The upside to Santorum’s testy exchanges, which have been dutifully captured by the swarms of press suddenly trailing him, is they have deflected attention from the inevitable wave of attacks that followed his triumph in Iowa. Arguing the case for traditional marriage, which Santorum calls a “unique privilege” and “not an inalienable right,” reaffirms the former Senator’s status as an unabashed culture warrior. That won’t help him curry favor in the Granite State. But it might give him a boost in the low country of South Carolina, where the consensus conservative alternative to Romney, if there is one, will be crowned.

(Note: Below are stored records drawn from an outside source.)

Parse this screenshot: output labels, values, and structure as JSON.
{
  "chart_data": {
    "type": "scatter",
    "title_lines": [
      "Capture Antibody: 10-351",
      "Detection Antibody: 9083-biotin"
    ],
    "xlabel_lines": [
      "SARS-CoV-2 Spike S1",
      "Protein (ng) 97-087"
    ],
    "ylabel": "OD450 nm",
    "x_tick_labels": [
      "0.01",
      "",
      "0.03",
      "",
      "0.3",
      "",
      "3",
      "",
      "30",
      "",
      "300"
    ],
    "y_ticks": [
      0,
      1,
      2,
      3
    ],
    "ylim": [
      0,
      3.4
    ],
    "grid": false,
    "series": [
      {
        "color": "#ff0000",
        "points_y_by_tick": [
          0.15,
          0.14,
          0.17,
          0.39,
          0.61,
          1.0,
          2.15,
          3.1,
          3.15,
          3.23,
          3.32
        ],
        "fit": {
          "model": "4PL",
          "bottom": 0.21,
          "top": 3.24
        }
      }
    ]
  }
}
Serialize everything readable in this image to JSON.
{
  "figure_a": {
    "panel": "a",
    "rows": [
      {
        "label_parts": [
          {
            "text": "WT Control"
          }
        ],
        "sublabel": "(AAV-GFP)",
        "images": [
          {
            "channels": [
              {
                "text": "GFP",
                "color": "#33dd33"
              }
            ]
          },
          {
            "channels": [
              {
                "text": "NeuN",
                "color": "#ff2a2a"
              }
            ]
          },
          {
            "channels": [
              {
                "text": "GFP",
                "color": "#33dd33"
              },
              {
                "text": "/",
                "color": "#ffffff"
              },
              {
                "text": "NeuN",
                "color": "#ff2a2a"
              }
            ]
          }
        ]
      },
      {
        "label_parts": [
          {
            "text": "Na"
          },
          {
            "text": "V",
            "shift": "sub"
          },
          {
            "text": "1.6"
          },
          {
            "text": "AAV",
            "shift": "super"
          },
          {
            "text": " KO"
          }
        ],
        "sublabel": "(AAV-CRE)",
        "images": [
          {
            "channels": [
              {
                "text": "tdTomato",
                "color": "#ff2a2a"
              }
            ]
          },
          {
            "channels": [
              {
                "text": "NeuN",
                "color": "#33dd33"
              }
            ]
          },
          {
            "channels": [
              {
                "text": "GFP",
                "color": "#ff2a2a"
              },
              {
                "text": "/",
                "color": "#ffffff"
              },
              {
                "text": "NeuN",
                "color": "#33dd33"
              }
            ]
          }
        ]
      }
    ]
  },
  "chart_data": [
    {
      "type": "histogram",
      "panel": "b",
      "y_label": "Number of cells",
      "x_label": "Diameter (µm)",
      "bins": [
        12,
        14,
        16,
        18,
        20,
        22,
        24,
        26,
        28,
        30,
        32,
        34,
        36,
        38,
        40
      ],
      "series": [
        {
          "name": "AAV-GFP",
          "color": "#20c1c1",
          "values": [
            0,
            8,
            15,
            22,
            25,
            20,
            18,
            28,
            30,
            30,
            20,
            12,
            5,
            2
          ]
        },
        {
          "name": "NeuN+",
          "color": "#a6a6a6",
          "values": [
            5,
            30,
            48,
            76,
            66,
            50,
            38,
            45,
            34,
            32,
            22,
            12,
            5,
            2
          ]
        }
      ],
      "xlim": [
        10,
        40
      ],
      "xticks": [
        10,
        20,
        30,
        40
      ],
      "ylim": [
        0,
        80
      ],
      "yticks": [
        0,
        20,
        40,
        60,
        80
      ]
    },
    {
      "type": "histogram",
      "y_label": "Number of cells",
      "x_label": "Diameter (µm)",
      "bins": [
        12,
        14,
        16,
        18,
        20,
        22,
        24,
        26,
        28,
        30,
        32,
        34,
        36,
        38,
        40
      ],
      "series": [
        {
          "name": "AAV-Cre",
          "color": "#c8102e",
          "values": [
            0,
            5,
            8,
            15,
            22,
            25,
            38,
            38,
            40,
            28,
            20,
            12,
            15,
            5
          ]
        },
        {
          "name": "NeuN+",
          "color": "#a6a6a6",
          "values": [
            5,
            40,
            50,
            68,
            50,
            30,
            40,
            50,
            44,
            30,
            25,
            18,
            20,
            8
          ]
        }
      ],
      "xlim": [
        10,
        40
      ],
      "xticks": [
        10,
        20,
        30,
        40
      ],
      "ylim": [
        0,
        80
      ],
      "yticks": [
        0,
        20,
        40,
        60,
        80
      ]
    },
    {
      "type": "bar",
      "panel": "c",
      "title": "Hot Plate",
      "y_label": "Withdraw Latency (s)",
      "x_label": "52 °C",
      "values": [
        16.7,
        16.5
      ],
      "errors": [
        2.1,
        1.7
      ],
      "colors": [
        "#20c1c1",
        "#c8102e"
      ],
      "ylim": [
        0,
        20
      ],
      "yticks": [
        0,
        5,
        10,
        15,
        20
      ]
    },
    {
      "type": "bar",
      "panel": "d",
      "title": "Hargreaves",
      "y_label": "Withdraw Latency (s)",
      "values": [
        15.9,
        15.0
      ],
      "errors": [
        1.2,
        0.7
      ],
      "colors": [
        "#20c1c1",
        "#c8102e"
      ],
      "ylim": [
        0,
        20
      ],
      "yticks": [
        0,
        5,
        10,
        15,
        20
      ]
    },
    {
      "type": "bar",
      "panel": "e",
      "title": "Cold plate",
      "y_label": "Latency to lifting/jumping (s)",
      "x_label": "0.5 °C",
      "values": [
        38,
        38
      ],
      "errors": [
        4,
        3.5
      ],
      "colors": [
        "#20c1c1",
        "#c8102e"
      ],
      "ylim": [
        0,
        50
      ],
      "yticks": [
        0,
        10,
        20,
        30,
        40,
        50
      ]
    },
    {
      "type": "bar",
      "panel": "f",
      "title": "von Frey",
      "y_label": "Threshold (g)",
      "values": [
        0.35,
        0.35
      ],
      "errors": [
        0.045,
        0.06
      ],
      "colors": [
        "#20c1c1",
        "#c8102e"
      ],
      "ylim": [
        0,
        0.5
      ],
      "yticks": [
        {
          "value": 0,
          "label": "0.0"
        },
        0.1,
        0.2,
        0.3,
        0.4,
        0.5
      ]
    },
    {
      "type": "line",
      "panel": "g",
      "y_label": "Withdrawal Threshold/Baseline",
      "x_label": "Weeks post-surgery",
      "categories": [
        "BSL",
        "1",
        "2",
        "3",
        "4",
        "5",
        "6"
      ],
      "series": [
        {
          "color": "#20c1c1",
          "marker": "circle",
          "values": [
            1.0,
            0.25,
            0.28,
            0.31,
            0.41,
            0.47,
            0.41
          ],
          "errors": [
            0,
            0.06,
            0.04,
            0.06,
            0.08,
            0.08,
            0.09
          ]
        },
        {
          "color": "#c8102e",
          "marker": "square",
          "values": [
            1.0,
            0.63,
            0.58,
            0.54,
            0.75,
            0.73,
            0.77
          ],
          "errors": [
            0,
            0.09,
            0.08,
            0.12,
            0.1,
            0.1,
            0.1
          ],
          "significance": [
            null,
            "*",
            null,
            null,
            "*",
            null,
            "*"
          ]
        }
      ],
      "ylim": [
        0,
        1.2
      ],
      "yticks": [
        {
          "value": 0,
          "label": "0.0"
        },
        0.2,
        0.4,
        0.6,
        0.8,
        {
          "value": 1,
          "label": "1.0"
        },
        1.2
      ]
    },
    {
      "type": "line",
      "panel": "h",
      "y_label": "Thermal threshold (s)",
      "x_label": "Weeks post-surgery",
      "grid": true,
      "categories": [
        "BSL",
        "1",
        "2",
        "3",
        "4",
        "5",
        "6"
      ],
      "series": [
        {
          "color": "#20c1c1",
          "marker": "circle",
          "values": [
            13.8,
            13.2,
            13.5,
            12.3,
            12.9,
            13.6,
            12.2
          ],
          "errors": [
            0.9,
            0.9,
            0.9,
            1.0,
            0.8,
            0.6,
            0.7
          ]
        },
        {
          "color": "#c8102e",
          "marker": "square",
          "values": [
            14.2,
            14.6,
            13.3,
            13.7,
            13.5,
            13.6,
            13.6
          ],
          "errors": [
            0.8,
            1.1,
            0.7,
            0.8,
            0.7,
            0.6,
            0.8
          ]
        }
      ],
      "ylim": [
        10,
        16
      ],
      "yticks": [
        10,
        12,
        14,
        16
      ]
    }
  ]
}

There is a possibility that Santorum is inviting incendiary exchanges as a way to showcase his conservative bona fides. “That presupposes they have a strategy at all,” says Cullen. Though he’s visited New Hampshire more than 30 times, Santorum has just a shell of a campaign here. “He’s got nothing to show from his efforts” in terms of organization, says Cullen, who believes visiting college conventions, high schools and candidate forums is a way to conduct events on the cheap, freeing a skeletal staff from the burden of generating crowds, handling logistics and footing the bill. “Is it some brilliant, grandiose idea to show combativeness?” says Hogan Gidley, Santorum’s communications director. “I have no idea.”

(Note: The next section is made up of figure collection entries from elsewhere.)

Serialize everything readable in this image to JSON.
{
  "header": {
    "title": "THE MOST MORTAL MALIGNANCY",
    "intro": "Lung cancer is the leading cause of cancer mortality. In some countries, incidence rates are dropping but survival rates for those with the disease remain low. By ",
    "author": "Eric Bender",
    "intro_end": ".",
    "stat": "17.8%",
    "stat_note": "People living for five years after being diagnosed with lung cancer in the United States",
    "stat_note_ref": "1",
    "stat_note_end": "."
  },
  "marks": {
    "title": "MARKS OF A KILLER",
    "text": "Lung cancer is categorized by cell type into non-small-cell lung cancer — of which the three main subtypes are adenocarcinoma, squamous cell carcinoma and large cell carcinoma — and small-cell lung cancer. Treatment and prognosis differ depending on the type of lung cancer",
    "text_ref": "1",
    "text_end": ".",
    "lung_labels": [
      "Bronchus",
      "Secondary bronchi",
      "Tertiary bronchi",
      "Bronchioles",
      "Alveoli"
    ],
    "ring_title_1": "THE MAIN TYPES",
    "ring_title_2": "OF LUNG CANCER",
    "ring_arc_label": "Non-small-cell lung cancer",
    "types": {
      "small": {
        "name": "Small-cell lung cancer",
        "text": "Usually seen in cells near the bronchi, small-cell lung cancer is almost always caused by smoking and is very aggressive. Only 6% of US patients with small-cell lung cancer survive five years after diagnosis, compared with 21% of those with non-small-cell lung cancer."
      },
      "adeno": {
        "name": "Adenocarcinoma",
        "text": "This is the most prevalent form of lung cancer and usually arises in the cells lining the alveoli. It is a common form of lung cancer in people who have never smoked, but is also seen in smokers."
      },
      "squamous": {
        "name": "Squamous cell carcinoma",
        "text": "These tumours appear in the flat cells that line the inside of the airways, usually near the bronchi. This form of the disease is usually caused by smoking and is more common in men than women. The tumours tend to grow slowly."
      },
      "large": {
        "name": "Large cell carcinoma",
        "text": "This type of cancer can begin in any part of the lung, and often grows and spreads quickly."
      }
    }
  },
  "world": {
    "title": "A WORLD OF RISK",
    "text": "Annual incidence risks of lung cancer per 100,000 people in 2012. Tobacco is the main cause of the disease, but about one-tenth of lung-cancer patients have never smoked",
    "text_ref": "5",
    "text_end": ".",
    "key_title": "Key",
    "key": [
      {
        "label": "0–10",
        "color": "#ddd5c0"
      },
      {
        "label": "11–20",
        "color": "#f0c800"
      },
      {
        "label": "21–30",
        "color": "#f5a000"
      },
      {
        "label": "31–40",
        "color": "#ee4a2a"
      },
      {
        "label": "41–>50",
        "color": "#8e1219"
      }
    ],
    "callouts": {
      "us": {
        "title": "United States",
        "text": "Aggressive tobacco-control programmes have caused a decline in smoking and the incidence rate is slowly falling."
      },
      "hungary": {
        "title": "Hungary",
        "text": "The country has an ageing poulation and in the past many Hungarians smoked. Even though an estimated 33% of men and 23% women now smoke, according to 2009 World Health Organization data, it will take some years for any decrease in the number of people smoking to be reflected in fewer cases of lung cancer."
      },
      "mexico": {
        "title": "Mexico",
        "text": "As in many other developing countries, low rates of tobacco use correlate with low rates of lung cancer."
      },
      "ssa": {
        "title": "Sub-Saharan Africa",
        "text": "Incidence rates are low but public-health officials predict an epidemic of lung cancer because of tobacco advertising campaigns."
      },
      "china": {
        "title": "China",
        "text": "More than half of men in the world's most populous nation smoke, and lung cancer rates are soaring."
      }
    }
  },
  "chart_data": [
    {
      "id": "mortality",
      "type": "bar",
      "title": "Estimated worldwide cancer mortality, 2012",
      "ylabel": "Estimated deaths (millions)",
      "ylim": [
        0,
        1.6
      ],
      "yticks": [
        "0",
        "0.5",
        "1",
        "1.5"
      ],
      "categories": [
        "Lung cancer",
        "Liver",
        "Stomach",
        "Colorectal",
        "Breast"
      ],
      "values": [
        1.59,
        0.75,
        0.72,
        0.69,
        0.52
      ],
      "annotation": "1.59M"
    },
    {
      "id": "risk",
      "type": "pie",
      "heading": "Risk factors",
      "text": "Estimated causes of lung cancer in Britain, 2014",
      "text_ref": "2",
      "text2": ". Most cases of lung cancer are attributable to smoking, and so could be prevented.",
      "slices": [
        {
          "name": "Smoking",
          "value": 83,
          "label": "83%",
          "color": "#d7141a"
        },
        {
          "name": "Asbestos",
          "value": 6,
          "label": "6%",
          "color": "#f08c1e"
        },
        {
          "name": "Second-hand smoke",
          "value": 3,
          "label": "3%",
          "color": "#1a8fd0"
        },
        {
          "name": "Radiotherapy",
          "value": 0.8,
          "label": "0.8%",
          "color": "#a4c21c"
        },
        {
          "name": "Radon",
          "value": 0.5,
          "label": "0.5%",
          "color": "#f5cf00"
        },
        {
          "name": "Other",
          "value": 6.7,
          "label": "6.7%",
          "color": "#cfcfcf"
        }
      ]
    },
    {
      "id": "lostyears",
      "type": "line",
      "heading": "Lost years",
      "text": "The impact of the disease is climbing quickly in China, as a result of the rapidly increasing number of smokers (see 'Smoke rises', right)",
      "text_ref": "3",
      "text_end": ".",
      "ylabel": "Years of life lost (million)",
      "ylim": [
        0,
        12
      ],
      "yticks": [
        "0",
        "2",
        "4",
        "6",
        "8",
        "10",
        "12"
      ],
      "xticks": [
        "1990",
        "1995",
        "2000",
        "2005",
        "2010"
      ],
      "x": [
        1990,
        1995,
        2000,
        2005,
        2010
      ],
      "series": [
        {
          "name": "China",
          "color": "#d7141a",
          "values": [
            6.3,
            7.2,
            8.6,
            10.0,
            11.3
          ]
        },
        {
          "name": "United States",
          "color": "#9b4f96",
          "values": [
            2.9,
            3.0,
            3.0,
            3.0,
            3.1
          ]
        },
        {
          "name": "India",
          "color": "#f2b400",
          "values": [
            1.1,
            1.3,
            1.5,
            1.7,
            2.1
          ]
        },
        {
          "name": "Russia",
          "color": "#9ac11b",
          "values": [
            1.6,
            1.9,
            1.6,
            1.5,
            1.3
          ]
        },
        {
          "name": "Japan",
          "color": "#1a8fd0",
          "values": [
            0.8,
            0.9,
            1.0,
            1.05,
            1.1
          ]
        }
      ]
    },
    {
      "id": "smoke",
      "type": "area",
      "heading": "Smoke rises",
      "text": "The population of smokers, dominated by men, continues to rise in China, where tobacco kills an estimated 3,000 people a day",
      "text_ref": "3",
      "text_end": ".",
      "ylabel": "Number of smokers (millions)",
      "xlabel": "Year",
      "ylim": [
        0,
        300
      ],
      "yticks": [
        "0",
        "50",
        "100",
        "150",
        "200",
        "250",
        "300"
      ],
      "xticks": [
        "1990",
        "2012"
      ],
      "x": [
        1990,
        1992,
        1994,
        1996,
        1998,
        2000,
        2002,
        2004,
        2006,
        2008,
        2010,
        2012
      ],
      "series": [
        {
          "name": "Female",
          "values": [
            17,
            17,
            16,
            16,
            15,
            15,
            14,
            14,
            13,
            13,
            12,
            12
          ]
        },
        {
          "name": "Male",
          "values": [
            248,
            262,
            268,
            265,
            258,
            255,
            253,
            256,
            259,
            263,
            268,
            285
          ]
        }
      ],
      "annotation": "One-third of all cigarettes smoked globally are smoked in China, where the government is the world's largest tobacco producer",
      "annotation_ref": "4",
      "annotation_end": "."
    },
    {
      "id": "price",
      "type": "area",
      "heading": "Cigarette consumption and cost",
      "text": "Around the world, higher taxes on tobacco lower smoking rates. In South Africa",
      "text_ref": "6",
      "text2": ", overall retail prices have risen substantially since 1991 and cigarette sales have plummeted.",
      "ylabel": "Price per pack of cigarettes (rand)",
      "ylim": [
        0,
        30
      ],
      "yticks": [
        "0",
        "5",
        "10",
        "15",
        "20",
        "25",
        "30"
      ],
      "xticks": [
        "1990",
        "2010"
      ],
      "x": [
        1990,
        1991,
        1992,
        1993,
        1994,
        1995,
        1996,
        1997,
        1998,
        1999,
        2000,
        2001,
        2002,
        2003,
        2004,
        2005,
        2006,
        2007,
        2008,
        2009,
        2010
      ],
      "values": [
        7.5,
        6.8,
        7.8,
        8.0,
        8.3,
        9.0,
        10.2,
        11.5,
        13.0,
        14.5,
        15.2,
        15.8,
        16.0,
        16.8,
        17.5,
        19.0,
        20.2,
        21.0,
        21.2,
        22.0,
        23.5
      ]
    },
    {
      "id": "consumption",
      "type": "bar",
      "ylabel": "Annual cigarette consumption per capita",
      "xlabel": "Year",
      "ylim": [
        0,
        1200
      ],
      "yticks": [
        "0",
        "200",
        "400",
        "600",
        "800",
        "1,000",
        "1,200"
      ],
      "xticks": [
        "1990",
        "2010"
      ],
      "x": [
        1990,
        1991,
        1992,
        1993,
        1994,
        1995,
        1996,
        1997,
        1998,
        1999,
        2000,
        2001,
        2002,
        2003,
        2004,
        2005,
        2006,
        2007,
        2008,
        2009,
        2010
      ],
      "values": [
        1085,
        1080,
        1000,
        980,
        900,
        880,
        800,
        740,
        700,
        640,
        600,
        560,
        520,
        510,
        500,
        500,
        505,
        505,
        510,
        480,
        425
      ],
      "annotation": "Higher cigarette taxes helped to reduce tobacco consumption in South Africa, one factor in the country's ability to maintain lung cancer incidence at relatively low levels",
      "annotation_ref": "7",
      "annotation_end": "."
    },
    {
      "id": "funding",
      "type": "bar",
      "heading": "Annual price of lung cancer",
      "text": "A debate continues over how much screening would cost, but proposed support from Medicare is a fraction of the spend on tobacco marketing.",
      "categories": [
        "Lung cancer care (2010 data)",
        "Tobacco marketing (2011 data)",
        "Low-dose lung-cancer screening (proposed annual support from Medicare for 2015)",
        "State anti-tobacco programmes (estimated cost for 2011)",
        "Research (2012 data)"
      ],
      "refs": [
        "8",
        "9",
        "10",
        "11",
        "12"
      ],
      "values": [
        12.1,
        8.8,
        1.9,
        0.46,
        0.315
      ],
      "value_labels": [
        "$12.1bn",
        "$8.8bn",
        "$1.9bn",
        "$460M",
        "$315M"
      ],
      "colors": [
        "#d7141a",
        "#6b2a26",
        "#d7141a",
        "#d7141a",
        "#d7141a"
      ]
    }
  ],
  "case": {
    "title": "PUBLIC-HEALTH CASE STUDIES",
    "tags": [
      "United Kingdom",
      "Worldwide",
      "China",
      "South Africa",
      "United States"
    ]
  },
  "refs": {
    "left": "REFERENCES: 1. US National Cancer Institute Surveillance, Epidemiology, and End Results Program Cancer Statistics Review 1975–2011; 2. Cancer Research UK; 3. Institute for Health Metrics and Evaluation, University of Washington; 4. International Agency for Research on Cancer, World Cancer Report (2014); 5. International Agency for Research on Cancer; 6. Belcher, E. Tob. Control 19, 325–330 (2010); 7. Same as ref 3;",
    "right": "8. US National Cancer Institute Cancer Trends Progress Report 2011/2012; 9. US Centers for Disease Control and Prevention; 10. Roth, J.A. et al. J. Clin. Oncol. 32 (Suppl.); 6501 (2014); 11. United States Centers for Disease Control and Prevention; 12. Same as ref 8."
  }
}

There’s no question Santorum is adjusting on the fly to the sudden crush of attention that has accompanied his ascent in the polls. His campaign lacks a pollster. His debate prep, he said at one stop, consists of fielding tough questions at town halls. One of the familiar figures in his traveling entourage is Rod Olsen, a stay-at-home dad and self-described political junkie from California who had booked a trip to New Hampshire to take in the unique brand of retail politics the first-in-the-nation primary provides. “This is like fantasy baseball camp for me,” says Olsen, who had planned to volunteer for Mitt Romney until he heard Santorum’s stirring speech Tuesday night in Iowa. Deciding Santorum’s “values were more in line with my own,” Olsen called the local campaign office and offered to help out—which he did for several days this week, guarding the door during an interview in Dublin, standing in the spin room after Sunday morning’s debate, grinning as he took in the scene. Even there, the limits of Santorum’s organization were clear; his surrogates were among the few without signage to advertise their availability to reporters.

It’s not too late for the Santorum campaign to upgrade. And it helps that he’ll finally have more money in his war chest for what is sure to be a bloody battle in South Carolina. Santorum is poised to raise some $3 million in the week following Iowa, largely from small-dollar donors, Brabender says—more than his entire haul for 2011. Some of that will be funneled toward television ads in South Carolina, where he jetted Sunday after the weekend’s back-to-back debates.

But Santorum plans to continue running the kind of shoe-leather campaign that spurred his near-victory in Iowa. “This is really what democracy is about,” Brabender says. “This is how it should be done. It shouldn’t be done with attack ads and super PACs. For him this is about real retail politics.” Even if the politics of retail have stopped breaking his way.